Глава 3

Предвечерний сумрак окутывал Сполето, превращая город в лабиринт из камня и теней. Ратуша, грозная и величественная, возвышалась над узкими улочками, подобно готическому кораблю, бросившему якорь в потоке времени. Потемневший от веков камень хранил следы былого великолепия: изящная резьба порталов, гербы над окнами, призрачная позолота на карнизах. Высокие узкие окна, словно глаза, следили за городом с холодным спокойствием, отражая последние лучи заходящего солнца.
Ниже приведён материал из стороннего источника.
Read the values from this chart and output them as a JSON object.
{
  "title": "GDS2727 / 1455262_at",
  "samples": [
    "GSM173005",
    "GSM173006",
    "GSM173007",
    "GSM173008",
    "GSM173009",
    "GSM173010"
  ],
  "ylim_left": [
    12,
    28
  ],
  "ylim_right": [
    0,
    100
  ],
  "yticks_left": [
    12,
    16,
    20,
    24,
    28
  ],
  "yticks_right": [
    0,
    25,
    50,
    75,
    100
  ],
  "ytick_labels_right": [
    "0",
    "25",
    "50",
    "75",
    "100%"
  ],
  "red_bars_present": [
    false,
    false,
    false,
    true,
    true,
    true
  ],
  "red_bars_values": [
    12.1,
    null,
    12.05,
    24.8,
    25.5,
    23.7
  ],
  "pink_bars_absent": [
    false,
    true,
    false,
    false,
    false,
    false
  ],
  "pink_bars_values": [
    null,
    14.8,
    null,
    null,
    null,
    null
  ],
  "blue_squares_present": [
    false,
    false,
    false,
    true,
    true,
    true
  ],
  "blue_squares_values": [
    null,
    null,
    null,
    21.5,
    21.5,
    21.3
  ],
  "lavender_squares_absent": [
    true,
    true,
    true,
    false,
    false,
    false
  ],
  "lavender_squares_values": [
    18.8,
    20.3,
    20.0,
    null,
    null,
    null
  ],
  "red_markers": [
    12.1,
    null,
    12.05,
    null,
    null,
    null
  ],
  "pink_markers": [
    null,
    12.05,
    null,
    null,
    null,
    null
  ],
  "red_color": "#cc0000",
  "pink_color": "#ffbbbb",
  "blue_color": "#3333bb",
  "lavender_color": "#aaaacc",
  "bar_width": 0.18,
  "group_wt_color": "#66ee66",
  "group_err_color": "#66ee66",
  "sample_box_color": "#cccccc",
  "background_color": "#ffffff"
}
Крид, облаченный в темную рясу, двигался к ратуше с неумолимой решимостью. Простота его одежды резко контрастировала с вычурностью здания. Ряса, сшитая без излишеств, но по-своему безупречно, очерчивала его фигуру, подчеркивая целеустремленность. Опущенный капюшон скрывал лицо, придавая ему вид странствующего монаха или, быть может, инквизитора, коим он отчасти и являлся. Виктор шел подобно ледоколу, пробивающему себе путь сквозь ледяные поля, не замечая величия и строгости здания. Его цель была непоколебима, и ничто не могло его остановить. Даже ветер, проносящийся между домами, казался уступающим ему дорогу. Ожидание витало в воздухе, наполняя его незримым напряжением, которое лишь усиливала таинственность темной рясы Крида.

Резким ударом ноги Крид распахнул массивную дубовую дверь ратуши. Дверь, очевидно, предназначалась для более церемонного открытия, но это его не остановило. Не обращая внимания на оцепеневшую стражу и застывших от удивления чиновников, он направился к широкой, богато украшенной лестнице, ведущей на второй этаж. Возмущённые шёпоты и возгласы остались без внимания, проигнорированные с ледяным спокойствием. Каждый шаг Крида был твёрд и решителен, каждое движение — целенаправленным и экономным, подобно движению хищника, идущего к своей жертве. Не замечая роскошного убранства ратуши, он преодолевал все препятствия, игнорируя любые попытки его остановить. Быстро и решительно поднимаясь по лестнице, он стремился к кабинету мэра. Воздух словно дрожал от его движения, от неумолимого наступления, перед которым власть и порядок ратуши казались бессильными.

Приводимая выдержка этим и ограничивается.